Yes I think I understand that part...

This means that e^B > 0, am I right?

The fact that B > 0 has little to do with your question.

If you change $\displaystyle \ \ln \left| \frac {y-2} {y+2} \right| = 4x + c_2 \$ to an exponential equation, you get:

$\displaystyle \ \left| \frac {y-2} {y+2} \right| = e^{4x + c_2} \$​

.

 

[Rijad Hadzic]

The fact that B > 0 has little to do with your question.

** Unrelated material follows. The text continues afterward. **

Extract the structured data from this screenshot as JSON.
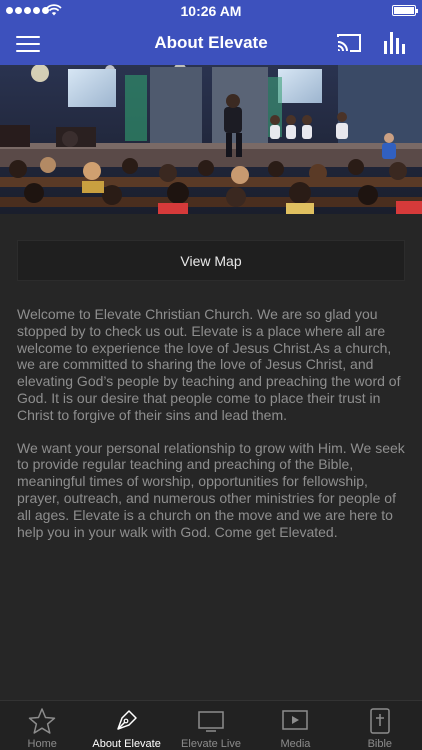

If you change $\displaystyle \ \ln \left| \frac {y-2} {y+2} \right| = 4x + c_2 \$ to an exponential equation, you get:

$\displaystyle \ \left| \frac {y-2} {y+2} \right| = e^{4x + c_2} \$​

.

I see. So because |\frac {y-2} {y+2} | = \frac {y-2}{y+2} for \frac {y-2} {y+2} >= 0

you get

\frac {y-2} {y+2} = e^{4x+c_2}

and because

|\frac {y-2} {y+2} | = - \frac {y-2}{y+2} for \frac {y-2} {y+2} < 0

you get

\frac {y-2} {y+2} = -e^{4x+c_2}

so it ends up being two equations?

 

[Ray Vickson]

Homework Statement

Going from

ln|\frac {y-2} {y+2}| = 4x + c_2

to

\frac {y-2} {y+2} = \pm e^{4x+c_2}

Meaning, why is is \pm e^{4x+c_2}?

Because
$$\ln \left| \frac{y-2}{y+2} \right| = 4x + c \; \Rightarrow \: \left| \frac{y-2}{y+2} \right| = e^{4x+c}$$
and $A = \pm |A|$.

 

[Rijad Hadzic]

Because
$$\ln \left| \frac{y-2}{y+2} \right| = 4x + c \; \Rightarrow \: \left| \frac{y-2}{y+2} \right| = e^{4x+c}$$
and $A = \pm |A|$.

Was my reasoning above your post correct?? As to why the equation e is +- and that its really two equatiosn not one

 

[Ray Vickson]

Was my reasoning above your post correct?? As to why the equation e is +- and that its really two equatiosn not one

Yes, it is correct, and makes my post redundant. However, your post did not appear on my screen until after I posted mine!

 

[Rijad Hadzic]

Yes, it is correct, and makes my post redundant. However, your post did not appear on my screen until after I posted mine!

Haha its all good. My insight is small right now. Even a rewording of something that I'm having trouble with is valuable to me.

 

[Gene Naden]

Anytime you have an equation |x|=y, there are two solutions, namely y=x and y=-x. Maybe you already knew that. So, yes there are two equations.